Your problem is that you have insufficient data to do your computation.
Latitude and longitude are positions on a sphere. These positions will be in degrees, minutes, and seconds of arc (and usually fractions of a second).
Being given coordinates on an X-Y axis implies positions on a plane. The process of converting X-Y to Lat-Lon and vice-versa is called Projection.
There are three different kinds of projections with frequent use and maybe a few others that are really out-of-the-way that nobody uses in the mainstream navigation industry.
1. Mercator - in which the flat surface is an unrolled cylinder that was based on a true cylinder. This cylinder theoretically intersects with the sphere like an apple-corer. The X-Y coordinates would be the distance from some arbitrary point on the imaginary circular intersection line or lines. There COULD be two such circles if it is not an equatorial projection or great-circle projection but most world maps are based on equatorial intersection.

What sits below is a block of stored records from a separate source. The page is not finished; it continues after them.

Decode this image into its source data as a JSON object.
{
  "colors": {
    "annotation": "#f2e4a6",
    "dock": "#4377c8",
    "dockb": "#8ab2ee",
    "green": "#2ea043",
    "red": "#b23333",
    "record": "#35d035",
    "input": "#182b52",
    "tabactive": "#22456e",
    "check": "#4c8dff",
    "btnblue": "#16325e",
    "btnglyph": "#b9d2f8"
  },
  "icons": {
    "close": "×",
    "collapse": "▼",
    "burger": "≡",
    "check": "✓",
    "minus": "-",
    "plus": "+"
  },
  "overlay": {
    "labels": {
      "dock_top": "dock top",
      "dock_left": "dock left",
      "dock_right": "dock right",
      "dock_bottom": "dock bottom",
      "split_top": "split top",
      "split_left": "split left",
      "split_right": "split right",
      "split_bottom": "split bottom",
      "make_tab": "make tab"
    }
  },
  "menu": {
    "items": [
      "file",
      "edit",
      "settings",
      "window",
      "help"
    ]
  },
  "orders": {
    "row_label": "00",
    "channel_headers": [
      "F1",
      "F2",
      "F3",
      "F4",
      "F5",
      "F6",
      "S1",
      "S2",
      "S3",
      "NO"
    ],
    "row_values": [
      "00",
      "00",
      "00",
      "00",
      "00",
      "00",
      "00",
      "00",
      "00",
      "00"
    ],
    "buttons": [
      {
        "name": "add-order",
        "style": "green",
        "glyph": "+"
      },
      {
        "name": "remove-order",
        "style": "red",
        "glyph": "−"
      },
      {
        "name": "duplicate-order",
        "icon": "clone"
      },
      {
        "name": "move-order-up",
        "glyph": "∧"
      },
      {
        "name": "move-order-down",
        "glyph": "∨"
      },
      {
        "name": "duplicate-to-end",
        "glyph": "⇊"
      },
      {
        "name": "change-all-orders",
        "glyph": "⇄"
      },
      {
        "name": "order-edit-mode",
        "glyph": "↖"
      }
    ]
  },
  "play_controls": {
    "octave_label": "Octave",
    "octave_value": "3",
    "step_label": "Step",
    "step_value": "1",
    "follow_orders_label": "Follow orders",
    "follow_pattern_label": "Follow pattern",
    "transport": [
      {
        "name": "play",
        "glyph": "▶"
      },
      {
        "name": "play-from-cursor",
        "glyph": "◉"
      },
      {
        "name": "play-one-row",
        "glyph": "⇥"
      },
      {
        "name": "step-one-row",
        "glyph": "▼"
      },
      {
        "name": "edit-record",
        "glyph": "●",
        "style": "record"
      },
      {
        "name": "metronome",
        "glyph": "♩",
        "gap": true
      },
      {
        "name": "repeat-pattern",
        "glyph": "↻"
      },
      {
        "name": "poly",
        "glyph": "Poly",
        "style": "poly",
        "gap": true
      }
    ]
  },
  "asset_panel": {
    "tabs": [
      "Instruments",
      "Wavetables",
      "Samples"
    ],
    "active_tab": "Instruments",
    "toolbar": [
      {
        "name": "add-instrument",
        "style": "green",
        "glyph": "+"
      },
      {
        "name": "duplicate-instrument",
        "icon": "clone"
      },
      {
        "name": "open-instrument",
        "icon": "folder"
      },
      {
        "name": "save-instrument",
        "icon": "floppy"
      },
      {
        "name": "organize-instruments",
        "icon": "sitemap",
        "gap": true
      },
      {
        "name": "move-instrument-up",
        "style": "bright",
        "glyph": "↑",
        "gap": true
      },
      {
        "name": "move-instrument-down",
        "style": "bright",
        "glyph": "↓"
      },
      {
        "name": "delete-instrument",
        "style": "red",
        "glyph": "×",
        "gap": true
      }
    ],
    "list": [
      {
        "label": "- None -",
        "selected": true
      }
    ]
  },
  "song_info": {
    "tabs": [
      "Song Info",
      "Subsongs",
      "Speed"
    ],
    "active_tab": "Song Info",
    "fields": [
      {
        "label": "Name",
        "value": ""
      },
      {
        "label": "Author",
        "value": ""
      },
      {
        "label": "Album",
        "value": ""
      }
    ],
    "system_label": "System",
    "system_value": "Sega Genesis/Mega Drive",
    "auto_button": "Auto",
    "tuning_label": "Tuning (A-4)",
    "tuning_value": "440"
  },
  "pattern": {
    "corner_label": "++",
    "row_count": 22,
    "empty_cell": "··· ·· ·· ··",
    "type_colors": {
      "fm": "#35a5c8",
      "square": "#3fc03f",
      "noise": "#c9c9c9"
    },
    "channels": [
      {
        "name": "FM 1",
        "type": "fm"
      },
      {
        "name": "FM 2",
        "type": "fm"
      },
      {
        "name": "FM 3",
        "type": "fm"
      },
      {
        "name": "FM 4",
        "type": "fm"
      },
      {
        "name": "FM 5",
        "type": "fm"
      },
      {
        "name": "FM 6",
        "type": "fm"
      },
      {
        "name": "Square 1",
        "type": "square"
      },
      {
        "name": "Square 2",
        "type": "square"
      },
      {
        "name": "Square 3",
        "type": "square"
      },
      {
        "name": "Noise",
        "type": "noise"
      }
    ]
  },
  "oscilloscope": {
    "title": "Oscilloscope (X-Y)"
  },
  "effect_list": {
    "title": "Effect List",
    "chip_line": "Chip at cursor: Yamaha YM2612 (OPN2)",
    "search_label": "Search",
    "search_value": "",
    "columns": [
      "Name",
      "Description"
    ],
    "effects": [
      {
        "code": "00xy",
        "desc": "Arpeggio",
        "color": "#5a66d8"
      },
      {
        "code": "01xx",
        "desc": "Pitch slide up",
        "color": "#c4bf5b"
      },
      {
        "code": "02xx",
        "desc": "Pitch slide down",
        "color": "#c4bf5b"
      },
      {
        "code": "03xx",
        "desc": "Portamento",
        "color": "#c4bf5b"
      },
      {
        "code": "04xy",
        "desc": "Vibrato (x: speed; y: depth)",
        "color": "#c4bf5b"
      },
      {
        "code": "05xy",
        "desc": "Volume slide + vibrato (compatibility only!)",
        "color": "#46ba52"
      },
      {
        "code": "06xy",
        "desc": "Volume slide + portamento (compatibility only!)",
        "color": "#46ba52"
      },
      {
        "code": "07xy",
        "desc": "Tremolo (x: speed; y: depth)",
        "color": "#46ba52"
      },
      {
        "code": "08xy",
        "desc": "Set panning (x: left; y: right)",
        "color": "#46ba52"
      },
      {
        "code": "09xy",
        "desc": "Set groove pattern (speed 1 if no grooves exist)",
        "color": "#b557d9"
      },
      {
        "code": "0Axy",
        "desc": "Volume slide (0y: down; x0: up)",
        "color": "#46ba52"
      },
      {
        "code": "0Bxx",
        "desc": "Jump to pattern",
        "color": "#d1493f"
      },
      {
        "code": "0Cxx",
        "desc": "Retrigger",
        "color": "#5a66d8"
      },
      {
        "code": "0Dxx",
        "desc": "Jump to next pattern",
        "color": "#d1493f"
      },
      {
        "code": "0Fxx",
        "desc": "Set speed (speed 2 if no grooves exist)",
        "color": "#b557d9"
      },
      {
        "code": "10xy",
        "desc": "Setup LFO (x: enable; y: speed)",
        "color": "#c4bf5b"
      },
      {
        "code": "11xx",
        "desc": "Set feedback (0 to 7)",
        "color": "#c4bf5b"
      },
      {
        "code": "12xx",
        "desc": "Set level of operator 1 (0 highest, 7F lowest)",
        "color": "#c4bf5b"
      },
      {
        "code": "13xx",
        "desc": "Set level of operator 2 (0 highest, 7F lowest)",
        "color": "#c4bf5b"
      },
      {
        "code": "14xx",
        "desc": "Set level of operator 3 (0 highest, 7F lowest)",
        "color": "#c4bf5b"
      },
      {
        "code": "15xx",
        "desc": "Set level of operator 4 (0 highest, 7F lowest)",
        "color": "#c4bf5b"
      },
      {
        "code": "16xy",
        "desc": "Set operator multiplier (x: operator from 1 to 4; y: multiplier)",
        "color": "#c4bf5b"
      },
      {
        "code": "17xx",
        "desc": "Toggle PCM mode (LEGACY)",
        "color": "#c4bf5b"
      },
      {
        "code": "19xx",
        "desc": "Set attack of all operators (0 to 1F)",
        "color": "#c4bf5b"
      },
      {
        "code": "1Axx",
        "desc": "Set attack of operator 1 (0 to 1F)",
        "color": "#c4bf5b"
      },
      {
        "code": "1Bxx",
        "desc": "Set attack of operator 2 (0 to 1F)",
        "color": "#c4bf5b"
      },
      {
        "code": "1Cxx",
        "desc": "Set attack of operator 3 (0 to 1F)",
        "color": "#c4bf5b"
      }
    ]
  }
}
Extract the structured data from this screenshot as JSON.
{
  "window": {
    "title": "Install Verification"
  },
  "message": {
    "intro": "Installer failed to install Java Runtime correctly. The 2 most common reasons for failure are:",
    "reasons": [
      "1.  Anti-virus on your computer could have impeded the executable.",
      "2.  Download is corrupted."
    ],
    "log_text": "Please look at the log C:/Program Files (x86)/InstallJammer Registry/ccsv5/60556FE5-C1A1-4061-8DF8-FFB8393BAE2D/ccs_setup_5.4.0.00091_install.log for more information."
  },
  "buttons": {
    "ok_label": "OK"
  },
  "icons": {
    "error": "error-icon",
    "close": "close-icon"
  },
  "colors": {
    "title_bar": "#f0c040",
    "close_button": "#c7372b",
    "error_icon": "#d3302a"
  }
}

2. Lambert - in which the surface is an unrolled conical section that when still conical theoretically intersects with the sphere like a pointy Chinese hat sitting on your head. This could be a single circle (more common) or, for special cases, two circles (but you still only use one of them). The coordinates will represent a distance to a reference point on one of the imaginary circular intersection lines.
3. Cassini-Soldner - in which you have what is called a pin-cushion projection, sort of like if you flattened out an older curved-screen electron-gun TV screen. (Before the days of flat-screen TVs and monitors.) The coordinates will represent a distance to the reference point which is always in the center of the projection area.
All three cases are different examples of navigational geometry. All three are attempts to do a change of dimensions - sphere (3D) to map (2D) or vice-versa - and will ALWAYS introduce distortions. To solve this kind of problem, you need to know:
a. The type of projection (Mercator/cylindrical, Lambert/conical, or Cassini-Soldner/pincushion)
b. The selected intersection point for the intersection of the sphere and the 2D surface.
c. The distance on the 2D surface from the closest intersection point to the target point.
d. In the other direction, if you have Lat-Lon of the point of question, you need the Lat-Lon of the nearest reference point.
Your question does not indicate enough for us to point you anywhere, but if you ever find out what kind of projection is involved, I've given you the names that you can use to look up projection formulas.
Just so you'll know, a LONG time ago I was a special-functions programmer for a company that made navigational devices for the oil-and-gas exploration industry. Our computers, if given enough reference points, could put you on a map within a guaranteed five meters of exact position as long as we had four radio beacons available. If we could get two different kinds of beacons (LORAN, GeoStar, TransStar, Spot-Nav, etc) we could get it down to 1.5 meters.
The math is ugly only because of all the trig to project or "unproject" coordinates between 2D and 3D, but all of those projection methods are available on-line.